It’s just data

Comments Please

Tim Bray:

I hope soon to begin implementing a comment system for ongoing. This space is my notebook where I’ll work out the design. Since, as of this writing, the system exists only in theory, if you have a suggestion you’ll have to send me an email. I’ll publish the helpful ones.

I have to send you an email?  I think not.  ;-)

Below are a few suggestions.  Use or ignore as you see fit.


First, I think ongoing would be better with comments.


My vote: make sure that every comment has a URI.  And provide a comment feed that crosses all entries.  And an alternate HTML version of that feed.

Second, I’d like to take this occasion to learn at least one new technology.


General Outline

For every ongoing fragment, there will be a little directory tree, containing one subdirectory each for incoming, rejected, and accepted comments. The comments will live in these directories, one file each, with long names consisting of a timestamp and a random number. These directories will generally not be publicly Web-accessible.

My comments are also one per file.  Also with a timestamp.  I haven’t found the need for a random number, but that sounds like a good idea.

All comments will always be moderated. There will be a simple Web interface offered to people to compose comments, and another for me to use to approve or reject them. I’m not inclined to building a safe HTML editing control from scratch, but will look around for components that will let people compose somewhat-rich comments without involving extra work or risk.

There are two points here.  One is the rich editing.  My approach is simple: escape everything that comes in, and then selectively un-escape a few things that are useful.  My recommendation: the first thing to look for is something that works well with utf-8.  That’s harder to retrofit.
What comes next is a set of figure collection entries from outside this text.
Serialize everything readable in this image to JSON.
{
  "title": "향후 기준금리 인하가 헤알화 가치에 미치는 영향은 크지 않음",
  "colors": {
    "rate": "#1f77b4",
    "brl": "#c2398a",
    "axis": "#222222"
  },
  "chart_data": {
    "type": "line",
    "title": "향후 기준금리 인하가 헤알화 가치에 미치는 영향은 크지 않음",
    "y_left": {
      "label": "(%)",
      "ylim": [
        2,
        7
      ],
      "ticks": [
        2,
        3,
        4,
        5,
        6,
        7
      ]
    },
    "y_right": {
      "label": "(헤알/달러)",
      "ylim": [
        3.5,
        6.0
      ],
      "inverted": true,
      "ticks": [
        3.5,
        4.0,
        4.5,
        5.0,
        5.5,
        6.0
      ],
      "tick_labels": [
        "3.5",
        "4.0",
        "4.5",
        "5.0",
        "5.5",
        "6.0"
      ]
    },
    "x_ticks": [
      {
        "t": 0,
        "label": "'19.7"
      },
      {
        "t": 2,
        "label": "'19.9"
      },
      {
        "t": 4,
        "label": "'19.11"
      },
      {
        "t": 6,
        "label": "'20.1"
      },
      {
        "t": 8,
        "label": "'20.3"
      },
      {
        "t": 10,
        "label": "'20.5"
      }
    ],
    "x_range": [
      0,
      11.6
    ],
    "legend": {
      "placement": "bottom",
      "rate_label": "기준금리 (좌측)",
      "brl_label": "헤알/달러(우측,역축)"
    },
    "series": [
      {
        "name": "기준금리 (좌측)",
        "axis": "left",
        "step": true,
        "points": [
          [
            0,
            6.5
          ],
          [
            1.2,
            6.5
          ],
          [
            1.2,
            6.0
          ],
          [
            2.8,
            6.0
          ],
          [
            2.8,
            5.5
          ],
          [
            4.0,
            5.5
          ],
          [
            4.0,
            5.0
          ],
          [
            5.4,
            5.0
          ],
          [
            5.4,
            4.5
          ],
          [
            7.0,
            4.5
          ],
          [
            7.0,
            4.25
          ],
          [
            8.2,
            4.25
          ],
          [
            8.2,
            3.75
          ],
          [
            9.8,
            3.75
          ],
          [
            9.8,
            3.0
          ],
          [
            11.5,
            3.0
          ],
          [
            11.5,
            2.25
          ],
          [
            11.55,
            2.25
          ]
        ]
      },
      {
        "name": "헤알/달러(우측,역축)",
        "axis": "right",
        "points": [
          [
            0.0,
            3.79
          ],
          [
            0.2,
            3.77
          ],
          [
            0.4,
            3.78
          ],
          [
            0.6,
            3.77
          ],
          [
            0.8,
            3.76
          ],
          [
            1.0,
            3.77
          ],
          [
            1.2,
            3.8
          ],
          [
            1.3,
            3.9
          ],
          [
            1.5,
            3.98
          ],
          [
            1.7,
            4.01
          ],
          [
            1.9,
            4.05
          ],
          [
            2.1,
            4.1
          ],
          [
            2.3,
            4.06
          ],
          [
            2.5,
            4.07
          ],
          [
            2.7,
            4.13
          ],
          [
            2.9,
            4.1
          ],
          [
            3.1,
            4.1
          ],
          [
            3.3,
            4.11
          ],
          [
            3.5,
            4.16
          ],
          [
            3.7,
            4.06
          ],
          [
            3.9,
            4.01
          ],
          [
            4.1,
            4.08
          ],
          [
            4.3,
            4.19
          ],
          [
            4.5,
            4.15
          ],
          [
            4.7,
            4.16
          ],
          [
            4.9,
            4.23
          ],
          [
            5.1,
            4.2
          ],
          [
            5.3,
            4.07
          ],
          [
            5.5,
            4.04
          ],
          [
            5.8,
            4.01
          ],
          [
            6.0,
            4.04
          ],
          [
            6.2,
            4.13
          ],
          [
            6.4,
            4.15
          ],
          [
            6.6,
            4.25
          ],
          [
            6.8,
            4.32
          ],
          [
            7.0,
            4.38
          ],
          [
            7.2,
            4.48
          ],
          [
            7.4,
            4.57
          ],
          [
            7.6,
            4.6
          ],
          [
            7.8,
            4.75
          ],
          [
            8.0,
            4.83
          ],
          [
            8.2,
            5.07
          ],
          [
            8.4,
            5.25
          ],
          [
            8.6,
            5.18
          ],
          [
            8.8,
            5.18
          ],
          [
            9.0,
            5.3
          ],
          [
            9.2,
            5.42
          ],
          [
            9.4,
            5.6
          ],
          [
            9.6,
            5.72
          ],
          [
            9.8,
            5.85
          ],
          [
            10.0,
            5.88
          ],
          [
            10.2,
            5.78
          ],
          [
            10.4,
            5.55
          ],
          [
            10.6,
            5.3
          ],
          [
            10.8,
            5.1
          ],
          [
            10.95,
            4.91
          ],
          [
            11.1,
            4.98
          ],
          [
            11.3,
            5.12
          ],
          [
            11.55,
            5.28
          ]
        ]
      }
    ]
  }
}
As to moderation, I’m against it for two reasons.  The minor one is that it impedes the flow of a conversation.  Discussions tend to die down in 48 hours or less.  A time delay of even 12 hours can impede the conversation.

The more major one is that I tend to prefer to avoid obligations.  If I had to approve comments, that would quickly become an obligation, and I would likely dread it.  And my weblog is entirely here at the whim of my enjoyment.  If it ever stops being fun, this blog is history.

Comments may be submitted and (while still in the incoming directory) deleted or updated using the Atom Publishing Protocol, although I’m not sure how useful that will be.

I supported a predecessor of this for a while.  The only person who used it with any frequency was Dare.  Might be a chicken and egg thing.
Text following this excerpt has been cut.